The Agentforce Context Protocol (ACP) defines a standardized flow for how Agentforce agents request actions and receive results from various systems. Understanding this request-response lifecycle is key to grasping how ACP enables seamless communication.

The flow typically involves an AI Agent, the ACP Registry, a Connector, and the target system the Connector interfaces with.

Overview of the Flow

Here’s a step-by-step breakdown of a typical ACP interaction when an AI agent decides to use a Tool:

  1. Agent Identifies Need & Discovers Tool:

    • The AI Agent determines a need to perform an action or retrieve information (e.g., based on user input or its internal logic).
    • The Agent queries the ACP Registry to find a suitable Tool that can fulfill this need. The Registry provides the Tool’s schema (name, description, input/output parameters) and the identity of the Connector that exposes it.
  2. Agent Prepares ACP Request:

    • Using the Tool’s schema, the Agent constructs an ACP Request. This request is a standardized message typically containing:
      • toolName: The name of the Tool to be invoked.
      • parameters: A structured object (e.g., JSON) containing the input values required by the Tool.
      • context: Optional contextual information, such as user identity or session details, which might be necessary for the Connector or target system.
  3. Agent Sends Request to Connector:

    • The Agent sends the ACP Request to the specific Connector identified during the discovery phase. The communication channel might vary (e.g., an HTTP call to a Connector’s endpoint).
  4. Connector Processes Request:

    • The Connector receives the ACP Request and performs several actions:
      • Validation: Checks if the request is well-formed and if all required parameters are present.
      • Authentication/Authorization (if applicable): Verifies the Agent’s credentials and permissions to use the Tool and access the target system. This might involve interacting with Salesforce’s Named Credentials or other identity services.
      • Translation: Maps the standardized ACP Request and its parameters into the specific format and protocol required by the target system’s API (e.g., a REST API call, a SOAP request, a database query).
  5. Connector Interacts with Target System:

    • The Connector sends the translated request to the Target System (e.g., Salesforce Sales Cloud, Marketing Cloud, an external API).
    • The Target System processes the request and performs the underlying action.
  6. Connector Receives Response from Target System:

    • The Target System sends a response back to the Connector. This response is in the native format of the target system.
  7. Connector Prepares ACP Response:

    • The Connector receives the native response and translates it back into a standardized ACP Response. This response typically includes:
      • status: Indicates the outcome of the Tool invocation (e.g., “success”, “error”).
      • data: If successful, this contains the output data from the Tool, structured according to the Tool’s defined output schema.
      • error: If an error occurred, this provides details about the error (e.g., error code, message).
  8. Connector Sends Response to Agent:

    • The Connector sends the ACP Response back to the AI Agent.
  9. Agent Processes Response:

    • The AI Agent receives the ACP Response.
    • It processes the data if the request was successful or handles the error appropriately.
    • The Agent then uses this information to continue its task, provide an answer to the user, or decide on subsequent actions.
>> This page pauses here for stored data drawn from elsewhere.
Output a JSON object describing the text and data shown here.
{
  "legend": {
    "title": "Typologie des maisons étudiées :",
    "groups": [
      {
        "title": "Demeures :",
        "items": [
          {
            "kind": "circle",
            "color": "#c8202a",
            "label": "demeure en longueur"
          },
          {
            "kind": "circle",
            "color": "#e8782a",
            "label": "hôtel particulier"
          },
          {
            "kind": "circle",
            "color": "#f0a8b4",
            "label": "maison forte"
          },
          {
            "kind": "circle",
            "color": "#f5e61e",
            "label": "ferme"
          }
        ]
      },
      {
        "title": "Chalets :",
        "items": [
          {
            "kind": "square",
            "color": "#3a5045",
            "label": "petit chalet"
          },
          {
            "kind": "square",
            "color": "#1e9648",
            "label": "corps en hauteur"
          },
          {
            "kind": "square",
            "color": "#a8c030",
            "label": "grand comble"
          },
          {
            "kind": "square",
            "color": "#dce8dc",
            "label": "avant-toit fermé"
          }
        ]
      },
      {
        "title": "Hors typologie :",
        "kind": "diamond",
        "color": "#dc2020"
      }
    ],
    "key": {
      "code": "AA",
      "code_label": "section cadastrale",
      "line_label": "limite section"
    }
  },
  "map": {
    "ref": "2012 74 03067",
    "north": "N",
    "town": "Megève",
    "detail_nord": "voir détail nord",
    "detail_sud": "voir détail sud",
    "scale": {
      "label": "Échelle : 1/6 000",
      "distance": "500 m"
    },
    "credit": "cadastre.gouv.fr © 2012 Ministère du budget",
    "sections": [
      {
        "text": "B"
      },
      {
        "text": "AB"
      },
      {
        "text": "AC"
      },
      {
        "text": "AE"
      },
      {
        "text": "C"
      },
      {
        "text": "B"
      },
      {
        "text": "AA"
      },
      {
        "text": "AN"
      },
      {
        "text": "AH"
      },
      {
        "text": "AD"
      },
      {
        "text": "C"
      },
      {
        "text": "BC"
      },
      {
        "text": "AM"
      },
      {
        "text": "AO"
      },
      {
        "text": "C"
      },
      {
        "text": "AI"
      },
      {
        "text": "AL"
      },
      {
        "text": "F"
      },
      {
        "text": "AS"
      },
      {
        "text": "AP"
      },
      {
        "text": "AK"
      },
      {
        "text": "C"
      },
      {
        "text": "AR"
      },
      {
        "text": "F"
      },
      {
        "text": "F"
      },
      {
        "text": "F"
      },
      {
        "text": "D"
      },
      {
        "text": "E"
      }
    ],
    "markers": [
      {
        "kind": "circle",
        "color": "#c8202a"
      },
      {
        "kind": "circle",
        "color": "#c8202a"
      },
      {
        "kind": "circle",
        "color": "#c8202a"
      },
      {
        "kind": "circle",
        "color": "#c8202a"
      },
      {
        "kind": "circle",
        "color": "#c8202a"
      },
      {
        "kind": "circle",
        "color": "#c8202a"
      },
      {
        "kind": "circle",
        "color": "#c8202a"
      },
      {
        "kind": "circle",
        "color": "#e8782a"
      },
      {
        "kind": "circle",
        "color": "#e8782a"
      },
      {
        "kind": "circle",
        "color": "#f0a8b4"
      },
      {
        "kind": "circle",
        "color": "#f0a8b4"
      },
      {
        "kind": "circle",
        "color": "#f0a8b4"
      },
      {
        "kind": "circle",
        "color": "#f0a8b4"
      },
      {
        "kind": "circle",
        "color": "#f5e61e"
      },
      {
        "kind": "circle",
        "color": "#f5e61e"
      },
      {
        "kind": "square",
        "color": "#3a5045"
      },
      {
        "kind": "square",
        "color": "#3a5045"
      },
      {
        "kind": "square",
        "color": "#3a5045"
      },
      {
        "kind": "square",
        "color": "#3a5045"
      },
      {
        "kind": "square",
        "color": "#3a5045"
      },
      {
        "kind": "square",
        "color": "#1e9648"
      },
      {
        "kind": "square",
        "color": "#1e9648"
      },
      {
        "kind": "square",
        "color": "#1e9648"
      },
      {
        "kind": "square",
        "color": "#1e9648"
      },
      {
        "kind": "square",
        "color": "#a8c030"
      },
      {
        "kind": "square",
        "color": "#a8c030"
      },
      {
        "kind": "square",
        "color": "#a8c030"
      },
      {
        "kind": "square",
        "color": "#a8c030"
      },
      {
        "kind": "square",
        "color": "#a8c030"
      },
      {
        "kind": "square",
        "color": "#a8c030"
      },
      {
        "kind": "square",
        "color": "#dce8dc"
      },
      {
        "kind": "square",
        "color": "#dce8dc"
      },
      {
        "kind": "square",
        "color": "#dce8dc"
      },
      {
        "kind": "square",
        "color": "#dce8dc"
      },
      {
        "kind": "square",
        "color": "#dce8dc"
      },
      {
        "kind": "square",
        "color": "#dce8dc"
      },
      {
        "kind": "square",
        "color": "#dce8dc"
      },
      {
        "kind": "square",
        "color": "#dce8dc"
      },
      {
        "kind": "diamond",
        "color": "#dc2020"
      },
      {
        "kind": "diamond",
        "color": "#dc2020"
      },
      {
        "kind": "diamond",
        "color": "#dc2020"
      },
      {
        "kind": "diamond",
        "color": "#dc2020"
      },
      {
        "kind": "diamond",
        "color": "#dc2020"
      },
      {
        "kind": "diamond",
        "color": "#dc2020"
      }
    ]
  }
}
Key Principles of the Flow

  • Standardization: The Agent always interacts using the standardized ACP Request and Response formats, regardless of the underlying Connector or target system.
  • Abstraction: The Agent doesn’t need to know the specific API details of each target system; the Connector handles this complexity.
  • Decoupling: Agents, Connectors, and the Registry are decoupled components, allowing for flexibility and scalability.

This request-response flow ensures that Agentforce agents can reliably and consistently interact with a wide array of enterprise capabilities through the Agentforce Context Protocol.